Zurawskis was featured in an ad for Beto O’Rourke’s failed Texas gubernatorial campaign.
After her water broke, Amanda’s doctors told her to go home and told her to watch for signs of infection and that they would only terminate the pregnancy if she was “deemed sick enough to be life-threatening,” Amanda said.
“My doctor said it could take hours, it could take days, it could take weeks,” she recalls.
As soon as they hear “the hour,” they decide they don’t have time to travel to another state for an abortion.
“The nearest ‘sanctuary’ state is at least an eight-hour drive,” Amanda wrote in an online article about the meteor. “Developing sepsis — which can be fatal quickly — in the middle of the West Texas desert or in a car 30,000 feet off the ground is a death sentence.”
So they wait in Texas.
On August 26, three days after her water broke, Amanda found herself shivering in the Texas heat.

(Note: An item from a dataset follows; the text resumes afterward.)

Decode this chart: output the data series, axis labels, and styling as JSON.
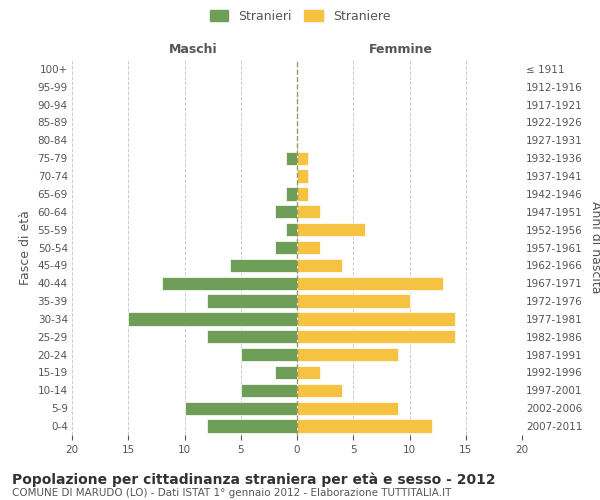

“We had a heat wave, I think it was 105 degrees that day, and I was freezing like hell, and I was shaking and my teeth were chattering. I was trying to tell Josh I wasn’t feeling well, and my teeth were chattering, and I couldn’t even put it into words. In a word,” she said.
Josh was shocked by his wife’s condition.
“To see her go from normal body temperature to what she was in in about five minutes was really, really scary,” he said. “Very quickly, she’s going downhill very, very fast. She’s in a state that I’ve never seen before.”
Josh rushed his wife to the hospital. Her temperature is 102 degrees. She is too weak to walk by herself.
Her temperature rose to 103 degrees Fahrenheit. In the end, she said, Amanda was so ill that doctors decided it was legally safe to terminate the pregnancy.
But Amanda was so ill that the antibiotics couldn’t stop the bacterial infection from raging inside her. Blood transfusions did not cure her either.
About 12 hours after she terminated her pregnancy, doctors and nurses flooded her room.
“There was a lot of commotion, and I said, ‘What’s going on?’ They said, ‘We’re going to transfer you to ICU,’ and I said, ‘Why? They said, ‘You’re showing symptoms of sepsis,'” she said .
Sepsis, the body’s extreme response to infection, is a life-threatening medical emergency.
Amanda’s blood pressure plummeted. Her platelets dropped. She doesn’t remember much about that time.
But Josh knew.
“It was really scary to see Amanda crash,” he said. “I was really scared that I was going to lose her.”
Families flew in from all over the country because they feared this would be the last time they saw Amanda.
Doctors inserted an IV line near her heart to deliver antibiotics and medication to stabilize her blood pressure. In the end, Amanda turned the corner and survived.
But her medical ordeal wasn’t over.
Amanda’s uterus is scarred by the infection and she may not be able to have any more children. She recently underwent surgery to repair the scar, but it is unclear if it will be successful.
That left the Zurawski family terrified and angry that they might never have a family because of a Texas law.
“[This] It didn’t have to happen,” Amanda said. “That’s what’s so infuriating about all of this, we don’t have to — we shouldn’t — go through all this trauma. ”
Politicians who voted for anti-abortion laws called themselves “pro-life” — but they didn’t see it that way, the Zulawskis said.
“Amanda almost died. That’s not pro-life. Amanda will have challenges in the future to have more kids. That’s not pro-life,” Josh said.
“Nothing about [this] Feeling against abortion,” his wife added.
In many ways, Amanda feels lucky. She wonders if she would be alive today if it wasn’t for her husband, who rushed her to the hospital and made sure she got the best possible care. They have good jobs and good health insurance, and they live in a big city with high-quality health care.
“All of these things were done for me and it still turned out,” she said.
She and Josh worry about women in rural areas, or poor women, or young single mothers in states like Texas. What would happen to them, given what happened to Amanda?
“These brutal laws prevent her from getting any health care when she needs it, until her life is threatened,” Josh said.